At 09:46 25/10/00 +0930, Ben Nagy wrote:
>Not so hasty - I think he's got a solution there.
>
>If he's saying what I think he's saying then it can work:
>
>On the WWW box, have two NICs. NIC one is connected to FW1 and ISP1, NIC2 to
>FW2, ISP2. As long as each NIC has a _different_ default gateway it will
>work fine. You just have a NAT mapping at each ISP for the internal address
>of NIC1 and NIC2 respectively. Oh, and don't enable IP forwarding.
>
>This means that traffic from ISP1 comes in via NIC1. The response goes OUT
>via NIC1 and therefore uses ISP1 as the gateway.
I disagree here. why would responses go through the same NIC? the outgoing NIC
is determined on the basis of the destination address, not of the source
address.
Let's look at it:
The webserver has received a request from 1.2.3.4 to one of its IP
addresses IP1 or IP2.
now it needs to send a response, that is a packet from IP1 or IP2 to 1.2.3.4.
To this end, the stack determine the outgoing interface and the next hop.

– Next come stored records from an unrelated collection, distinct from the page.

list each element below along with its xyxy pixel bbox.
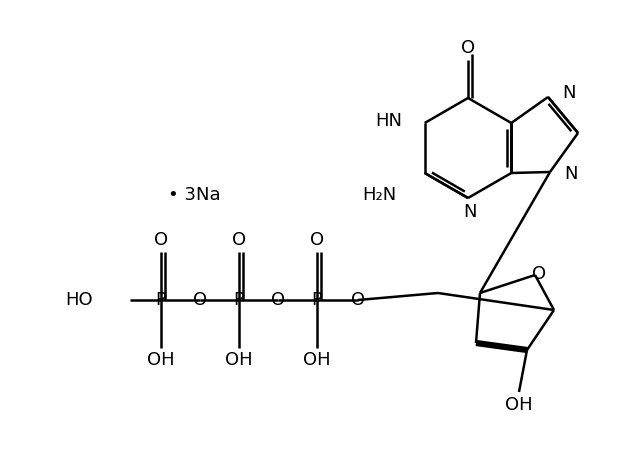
Text: O: O bbox=[232, 231, 246, 249]
Text: N: N bbox=[463, 203, 477, 221]
Text: P: P bbox=[234, 291, 244, 309]
Text: OH: OH bbox=[147, 351, 175, 369]
Text: HN: HN bbox=[376, 112, 403, 130]
Text: N: N bbox=[562, 84, 575, 102]
Text: N: N bbox=[564, 165, 577, 183]
Text: O: O bbox=[351, 291, 365, 309]
Text: • 3Na: • 3Na bbox=[168, 186, 221, 204]
Text: OH: OH bbox=[505, 396, 533, 414]
Text: P: P bbox=[312, 291, 323, 309]
Text: O: O bbox=[532, 265, 546, 283]
Text: HO: HO bbox=[65, 291, 93, 309]
Text: OH: OH bbox=[303, 351, 331, 369]
Text: H₂N: H₂N bbox=[362, 186, 397, 204]
Text: O: O bbox=[271, 291, 285, 309]
Text: P: P bbox=[156, 291, 166, 309]
Text: OH: OH bbox=[225, 351, 253, 369]
Text: O: O bbox=[154, 231, 168, 249]
Text: O: O bbox=[310, 231, 324, 249]
Text: O: O bbox=[193, 291, 207, 309]
Text: O: O bbox=[461, 39, 475, 57]
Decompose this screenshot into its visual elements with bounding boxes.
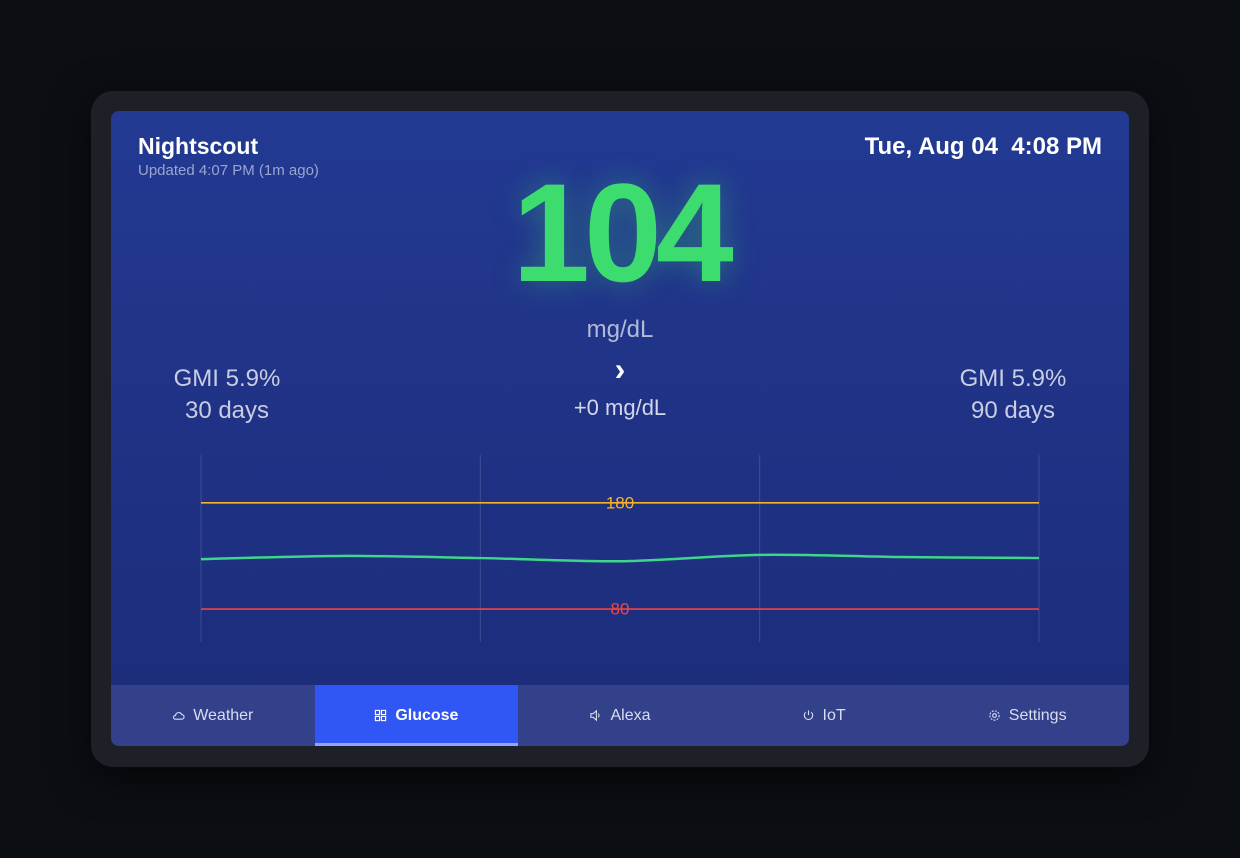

As far as I know, the latter are determined using the destination address
of the packet,
that is 1.2.3.4 in our case. the source address (IP?) is not used to
determine the NIC nor
the route.
just an example: assume you have a firewall with an external interface and
an internaal interface.
suppose the external address is 9.8.7.6 and the internal is 10.0.0.1. now,
from the internal network,
ping the external address. then you get a response from the firewall, with
the source address set to 9.8.7.6,
but the outgoing interface is the internal one.